Give InKind recently sat down with Sharagim Kemp, MD, whose specialty is in primary care. In the course of treating patients, she treats families. Kemp enjoys developing longstanding and continuing relationships with her patients. We asked about how best to help a family in treatment for cancer – up to and including terminal diagnoses and necessary hospice care.
Dr. Kemp advises that a contact person be designated. Avoid bombarding cancer patients (or their families) with multiple phone calls. That said, it is imperative that the patient know that s/he is being thought of; that s/he has not been forgotten by a caring community. If you are the designated contact, be sure to write down the sorts of things that people are asking, saying, and offers of help. This sort of thing staves off isolation.
Have a set schedule of meals for people to supply for the family. If meals are being prepared locally and delivered, consider leaving a refrigerator outside. Make sure to use dishes that are disposable or that you never expect to see again. Where cancer is concerned, no one has time to track dishes return. A waiting refrigerator ensures that food will stay safe to eat and that no one needs to come out to receive food – even for a moment. If visitors really are welcome, the family can open the door.
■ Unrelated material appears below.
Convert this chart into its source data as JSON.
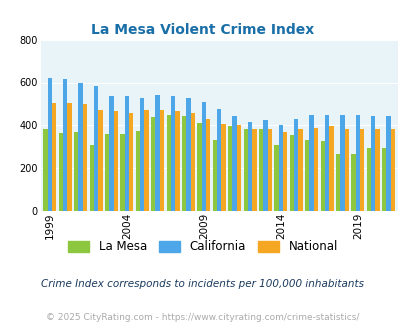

Cleaning services are generally extremely welcome. People with cancer are often discouraged by their lack of agency. It is jangling for people used to ably running a household to be too sick to pick up. In addition, people in chemotherapy/radiation treatment are immune compromised as a result, and a clean house is critical.
Grocery shopping is a welcome gift. When at the grocery store, text the designated contact person as to whether anything is necessary. For families with children, errands are a constant and real struggle. It is always something. Tights for a ballet recital, a glue stick for a book report – these things can make or break a family under great emotional and physical stress.
It is important to respect the space of a family during illness. Even if one has a close relationship with the person who is ill, your visit their impacts the entire family unit – each member of whom is coping in their own way. The ill person may welcome a visit from a friend – but consider too the feelings and needs of the other members of the family. An ill person may save energy for young children – over a peer/friend – no matter how dear. Understand shifting boundaries – and respect them.
If the patient is up for a visit, do keep it short. Energy is a precious commodity.
Depending on your relationship to the patient, you don’t necessarily have to avoid painful topics. Know who you are to the patient. Be mindful of cues as to how much to press – but if you want to go to places of fear or uncertainty, you can. The patient spends a lot of time there – and might use the company. Just read the situation carefully. Patients know what is happening – an opportunity to discuss it may sometimes be very welcome.
Don’t forget to support the caregiver. Provide respite. Do go ahead and offer to come and spend the night so that the caregiver can rest knowing that someone else is on hand.
Dr. Kemp reminds that one of the hardest parts of cancer is missing out on the important moments in a life. These include the lives of the patient’s children. Do create experiences for a family to cherish. Go ahead and plan a movie showing in the backyard on a summer evening. Make some popcorn and invite a few close friends. Or, bring a school concert home in similar fashion.
If the prognosis is not favorable, help the cancer patient to plan for their death. This can be comforting, because it provides a blueprint for extended family care. No matter how painful a terminal diagnosis may be it is more painful to not understand plans for the care of children and spouse. Doing things like designating close friends to help with specific tasks may be empowering.